The passage from early in The Acts of the Apostles (1:15-26) tells how the first Believers attempted to restore the Christian community broken by the defection of Judas.  Peter, already acting as Pope, convened the discussion by saying, “One of the men who have accompanied us during all the time that the Lord Jesus went in and out among us–one of these must become a witness with us to his resurrection.”  After throwing the dice, they deduced that God was pointing out Matthias–who became an Apostle and was never heard from since!  But the message is that even severely shaken communities can find a wholeness to go on…

How does John’s First Letter (5:9-13) fit with this?  Or does it need to?  The core of it is the “testimony”  that God gave us eternal life, and this life is in his Son. (v.11)  But then the writer continues, “Whoever has the Son has life; whoever does not have the Son of God does not have life.”  Can we really “have” the Son?  Is it like having a merit-badge?  The better question, I think, is not “Do I have the Son?”, but “Does the Son have ME?”  Move over, St.
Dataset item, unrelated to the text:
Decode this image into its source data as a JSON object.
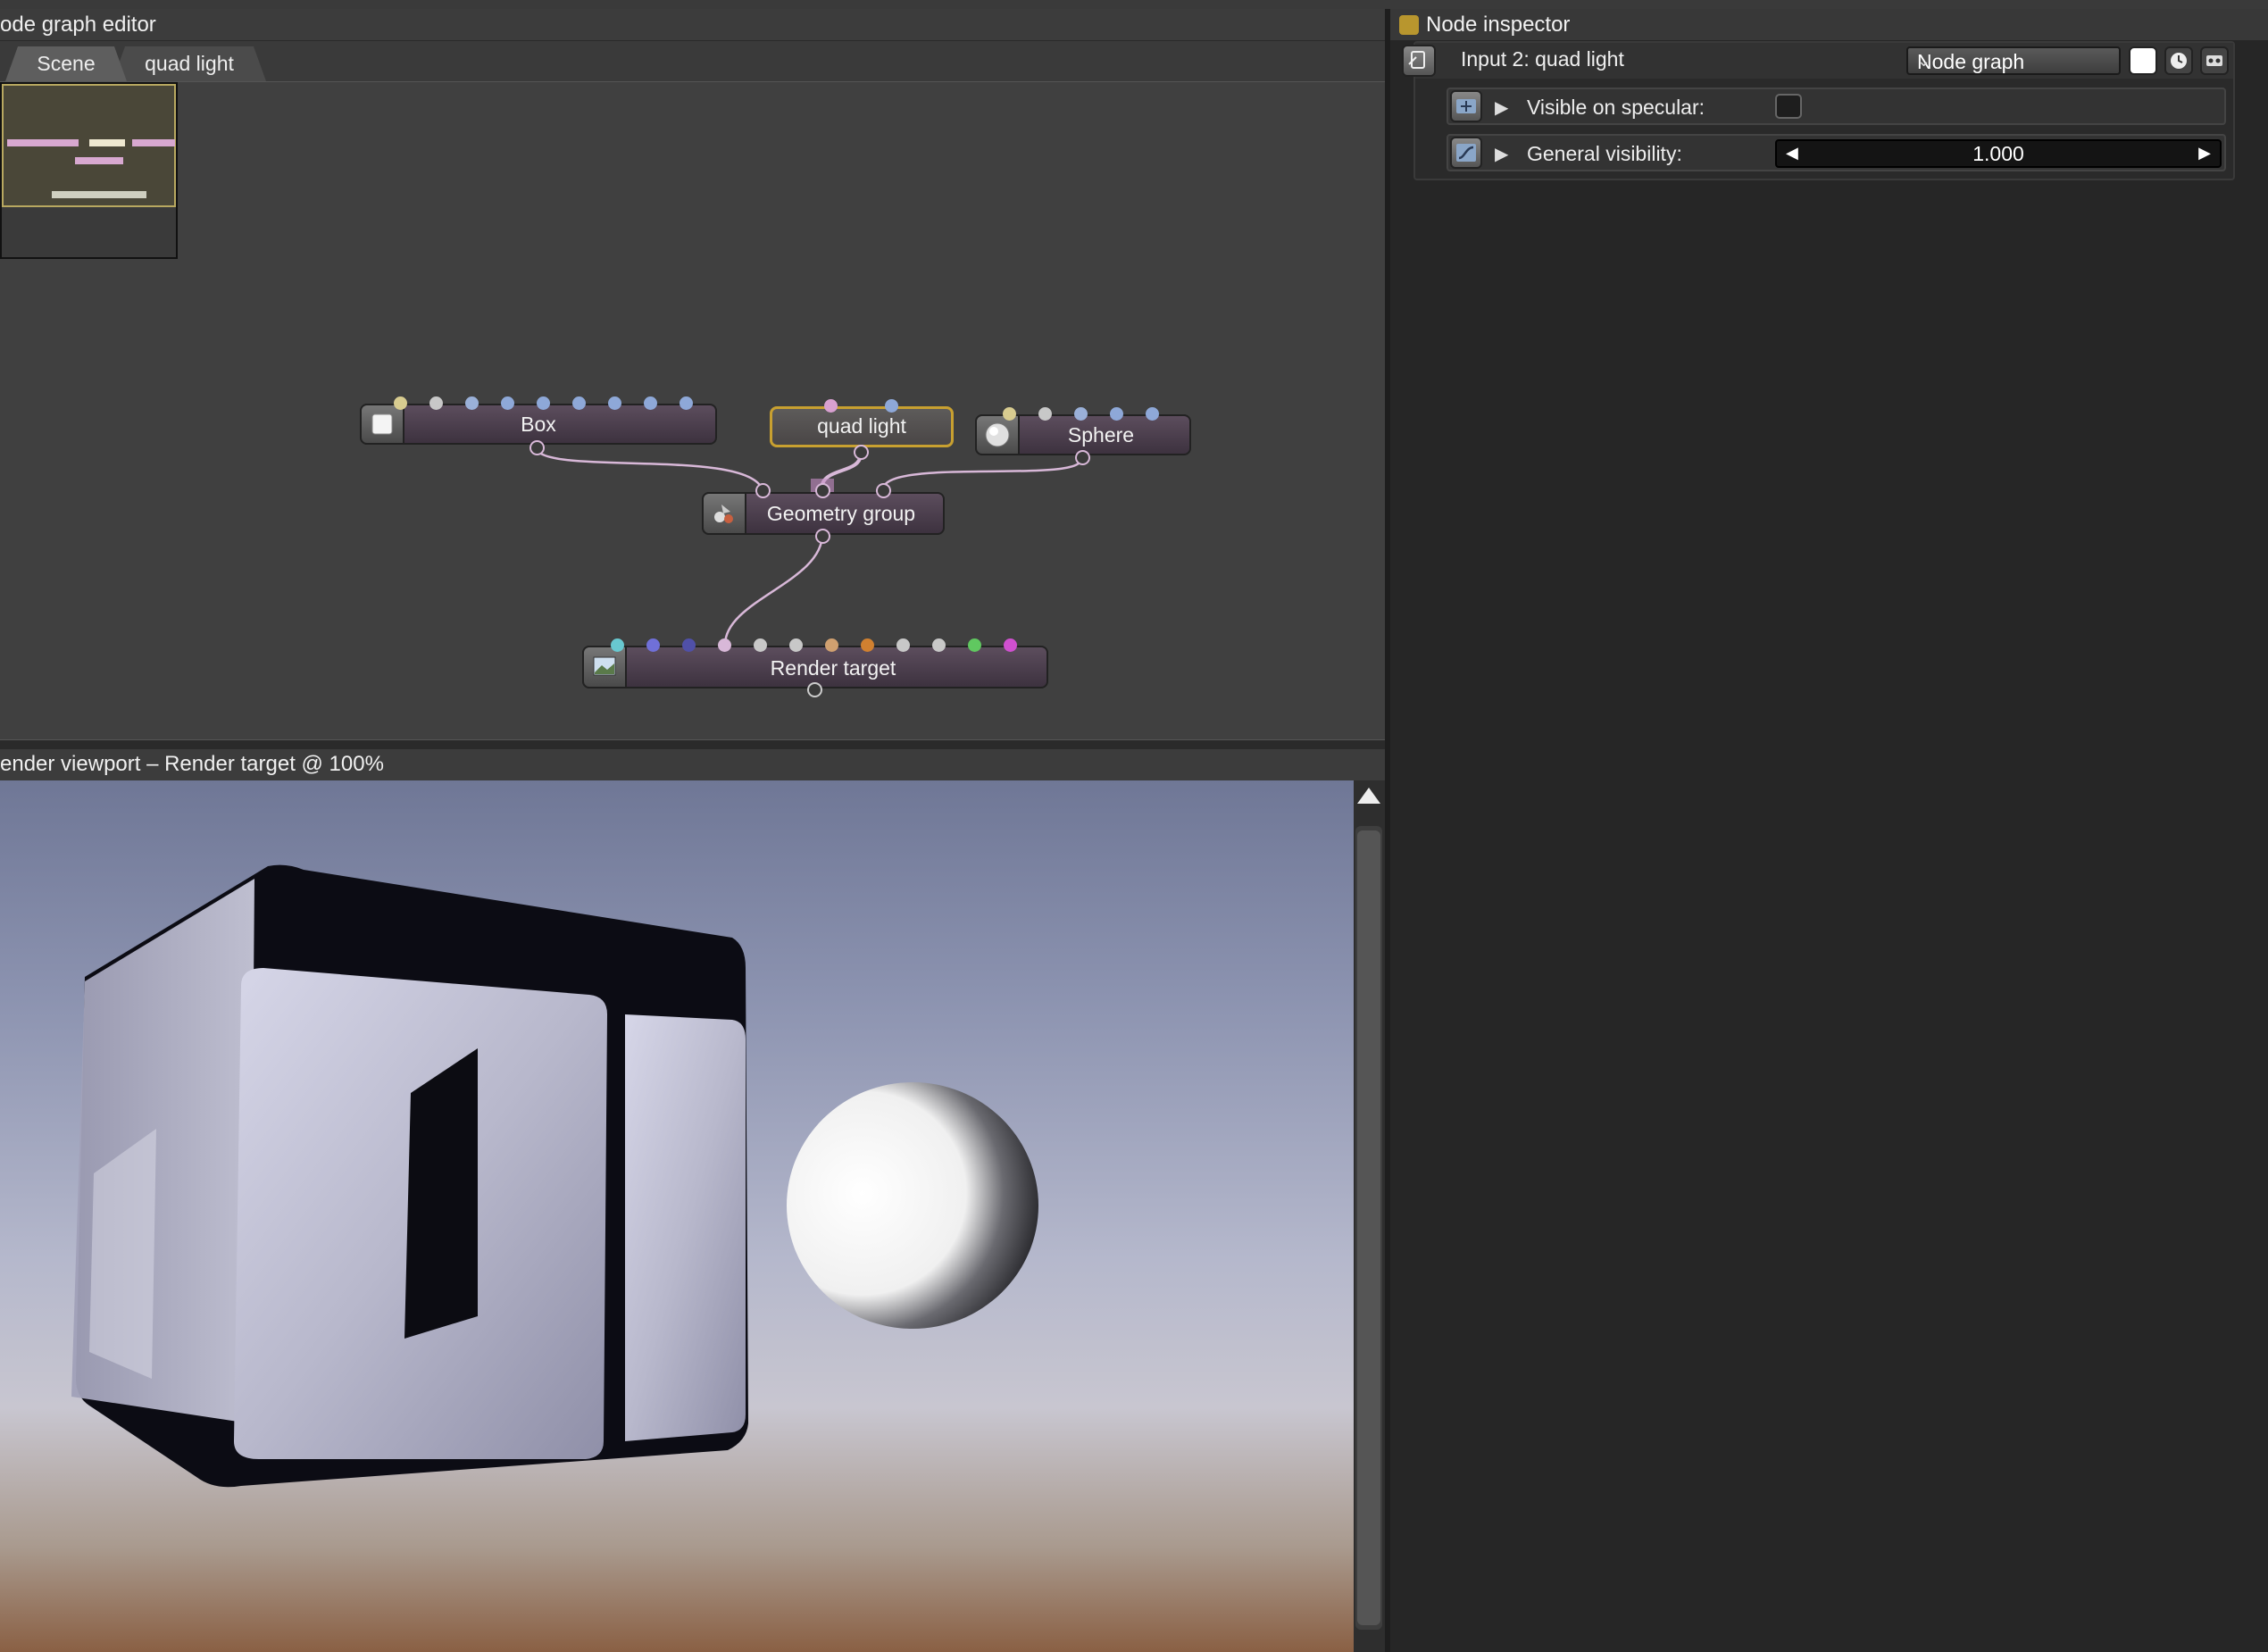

Brendan…

Jesus’ High Priestly prayer continues in the Gospel, John 17:6-19.  I read “those whom you gave me from the world” as referring to the embryonic Church:  a collection of individuals, to be sure, yet having greater value than the mere sum of its parts.  His phrases are filled with “them” and “their”:  the only individual mentioned  is “the one destined to be lost, so that the scripture might be fulfilled.”  There’s a semantic minefield here:  how does the dichotomy of being “apart from the world” square with the earlier affirmation (3:16-17) of God’s LOVE for the world?   Verse 18 may help: “As you have sent me into the world, so I have sent them into the world.”  Left Foot, Right Foot..
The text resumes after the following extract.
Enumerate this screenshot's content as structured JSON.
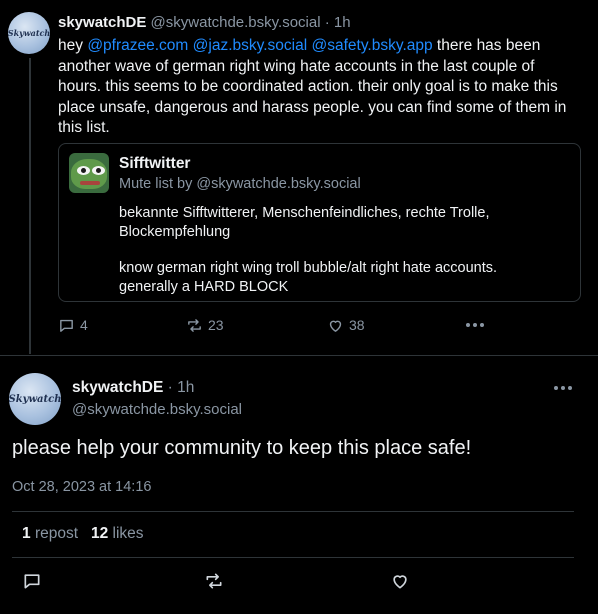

But it’s Spring.  The devil of the noon-day sun has me firmly in his grasp.  We planted a grapevine (Marie is determined to grow grapes; how many vines have we planted in parsonage backyards?) and a Rose of Sharon bush.  The strawberries are loaded with blossoms, and chives and mint are terrorizing the herb-beds.  The world and its dysfunction seem far away.  I’ll go sit among                “the virtues of the starlit heaven, the glorious sun’s life-giving ray, the whiteness of the moon at even, the flashing of the lightning free, the whirling wind’s tempestuous shocks, the stable earth, the deep salt sea, around the old eternal rocks.”     For a while.